Titov Veles is no “ostalgie”-film and more of an appraisal of the things lost to communism – the world did not wait for Macedonia or Yugoslavia, and now Veles seems stranded in time. Veles’ blight, figurative within history or literal in its urban decay, is the central concern of the entire town and focused in the film upon three sisters. Veles’ decline prompts talk of flight – Slavica (Ana Kostovska), the eldest dreams of an older suitor who provides material security; Sapho (Nikolina Kujaca) unironically desires the economic opportunities to be found in Greece; Afrodita (Labina Mitevska), rendered mute after the death of the father, finds escape through her own meditations and in her maternal desires.
The rootless Macedonian is the revolving characteristic of the film. Talk is of emigration and jobs that are difficult to come by. In the post-communist moment, it seems as though whatever future that could have been imagined had been appropriated by the clinging symbols of the past. Bitter, verging on the morose, Veles prompts the most foolhardy optimism to combat the bleakness of reality, a tactic that seemingly pays dividends when both Afrodita’s sisters find implausible ways out of the city.

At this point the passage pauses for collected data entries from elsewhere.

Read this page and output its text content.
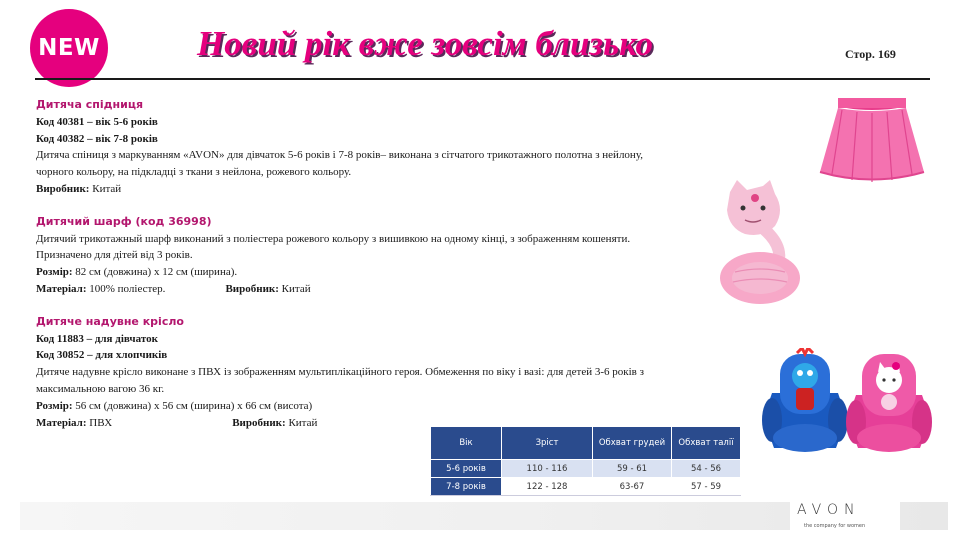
NEW	Новий рік вже зовсім близько	Стор. 169

Дитяча спідниця

Код 40381 – вік 5-6 років

Код 40382 – вік 7-8 років

Дитяча спіниця з маркуванням «AVON» для дівчаток 5-6 років і 7-8 років– виконана з сітчатого трикотажного полотна з нейлону, чорного кольору, на підкладці з ткани з нейлона, рожевого кольору.

Виробник: Китай

Дитячий шарф (код 36998)

Дитячий трикотажный шарф виконаний з поліестера рожевого кольору з вишивкою на одному кінці, з зображенням кошеняти. Призначено для дітей від 3 років.

Розмір: 82 см (довжина) х 12 см (ширина).

Матеріал: 100% поліестер.	Виробник: Китай

Дитяче надувне крісло

Код 11883 – для дівчаток

Код 30852 – для хлопчиків

Дитяче надувне крісло виконане з ПВХ із зображенням мультиплікаційного героя. Обмеження по віку і вазі: для детей 3-6 років з максимальною вагою 36 кг.

Розмір: 56 см (довжина) х 56 см (ширина) х 66 см (висота)

Матеріал: ПВХ	Виробник: Китай

Вік	Зріст	Обхват грудей	Обхват талії
5-6 років	110 - 116	59 - 61	54 - 56
7-8 років	122 - 128	63-67	57 - 59
AVON
the company for women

Which leaves Afrodita herself. Uncomfortable as she is with reality, Afrodita’s thoughts are depicted in classically blurry dream sequences. With the departure of her sisters, Afrodita’s grasp of reality becomes even more tenuous, her perceptions become less and less grounded. Director Mitevska joins in, increasingly building the narrative with greater subjectivity, questioning Afrodita’s perceptions of the world with less cynicism than one would expect. (Unrelated but interesting: a meta-example of the director’s sisterly love and attention to the character her sister is portraying)
While the film succeeds in carrying the emotional weight upon the shoulders of the uncertain Afrodita, it’s easy to feel bogged down by the morass of the film’s implications. With minor success, Titov Veles is the sort of film that would reward a prepared viewer and at least pander to the festival-goer. Its slow, deliberate pace enables Mitevska to unfold her distinctive visuals and experiment with a lethargic narrative.
Ultimately, however, with the slim exception of Labina Mitevska, the film’s performances feel a little flat, a little too unforgiving, and just a little too stained with the taint of Veles. Titov Veles does not necessarily engender a viewer’s interest aside from a morbid curiosity of the town’s declining state. Nevertheless, a curious choice for a country’s submission to the Academy Awards, banking perhaps on an arthouse sentiment.
Yet the film’s assertion is that it is from Titov Veles, a town that accordingly no longer exists. Amended with an honorific to the Yugoslavian dictator, Veles, it seems, is not Veles without its Titoist past. Claiming that one is from Titov Veles is a poignant statement, not happily resolved by any cut-rate ostalgie but by a vicious reminder and recognition of the ways we find ourselves entrapped by our historical situations. Titov Veles was Veles during the communist era, but Veles will remain Titov Veles while the dominant concerns rest with how to resolve a history in a contemporary world. Unfortunately, the film does not succeed and a viewer can be left wondering just where that prognosis leaves a deeply cynical and dysfunctional society.